久保田さん:去年発売したEXパック『日本一ソフトウェア』がご好評をいただけたことが一番大きいポイントです。もう1つの理由として、ユーザーさんから「『日本一ソフトウェア』の収録カードを手に入れる機会がほしい」という要望が多く寄せられた点もあります。『ゼクス』ではよくあることなのですが、発売直後はそこまで注目されなかったカードが、ユーザーさんの研究によって時間をおいて評価され、需要が高まってきたわけです。

――『日本一ソフトウェア2』の発売は、完売している『日本一ソフトウェア』のカードを再供給するためでしょうか。

久保田さん:そうですね。一番は、日本一ソフトウェアさんのファンの方を含めた『ゼクス』のユーザーに新しいカードを届けることなのですが、古いカードのフォローをする目的もあります。

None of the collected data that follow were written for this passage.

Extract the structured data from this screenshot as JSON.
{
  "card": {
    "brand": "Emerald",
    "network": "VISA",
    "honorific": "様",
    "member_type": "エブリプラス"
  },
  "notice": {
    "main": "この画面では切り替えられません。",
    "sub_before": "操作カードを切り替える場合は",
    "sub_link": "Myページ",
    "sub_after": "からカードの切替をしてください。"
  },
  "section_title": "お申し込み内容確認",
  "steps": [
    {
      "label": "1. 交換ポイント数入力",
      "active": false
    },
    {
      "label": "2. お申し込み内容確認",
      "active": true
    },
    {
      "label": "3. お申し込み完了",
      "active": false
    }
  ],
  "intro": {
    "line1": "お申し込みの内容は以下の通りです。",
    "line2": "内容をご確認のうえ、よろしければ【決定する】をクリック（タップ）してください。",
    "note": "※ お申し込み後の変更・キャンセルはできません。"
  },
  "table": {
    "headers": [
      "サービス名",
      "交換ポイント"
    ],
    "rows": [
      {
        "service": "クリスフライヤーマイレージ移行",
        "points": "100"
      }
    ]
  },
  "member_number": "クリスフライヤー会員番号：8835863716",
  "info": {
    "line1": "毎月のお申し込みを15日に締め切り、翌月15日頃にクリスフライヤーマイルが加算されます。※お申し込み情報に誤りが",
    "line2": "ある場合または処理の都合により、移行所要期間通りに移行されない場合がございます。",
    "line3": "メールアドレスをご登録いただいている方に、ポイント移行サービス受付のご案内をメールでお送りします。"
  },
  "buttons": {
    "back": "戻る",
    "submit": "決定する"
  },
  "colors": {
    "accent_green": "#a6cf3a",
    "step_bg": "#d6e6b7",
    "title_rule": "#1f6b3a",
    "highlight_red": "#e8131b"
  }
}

――収録カードが再録も含めて合計で70種と、通常のブースターや『日本一ソフトウェア』に比べると少なくなっています。EXパック『回転むてん丸』も小型セットでしたが、最近のEXパックが小型のセットになっているのはどういう理由があるのでしょうか。

久保田さん:『ゼクス』では3カ月ごとにブースターとスターターが発売されるスケジュールとなっていますが、そこに新たにカード種の多いEXパックを出してしまうと、ユーザーさんの金銭的な負担が大きいと感じたからですね。『回転むてん丸』も、スターターやブースターの発売にはさまれていたためカード枚数をおさえましたが、それと同じと思っていただければいいかと思います。

■収録カードが決まった経緯について聞く

――『日本一ソフトウェア2』の収録カードはどのように決定されたのでしょうか。

久保田さん:看板キャラクターを入れるのはもちろんですが、『日本一ソフトウェア』の発売以降、ユーザーさんから要望の多かったものも収録してあります。それでも『流行り神』のキャラクターを入れることには、世界観的に大丈夫かとかなり悩みましたね(笑)。『ゼクス』のイラストのテイストとは違いますし、日本一ソフトウェアさんの作品の中でも少し変わった雰囲気のものだったので。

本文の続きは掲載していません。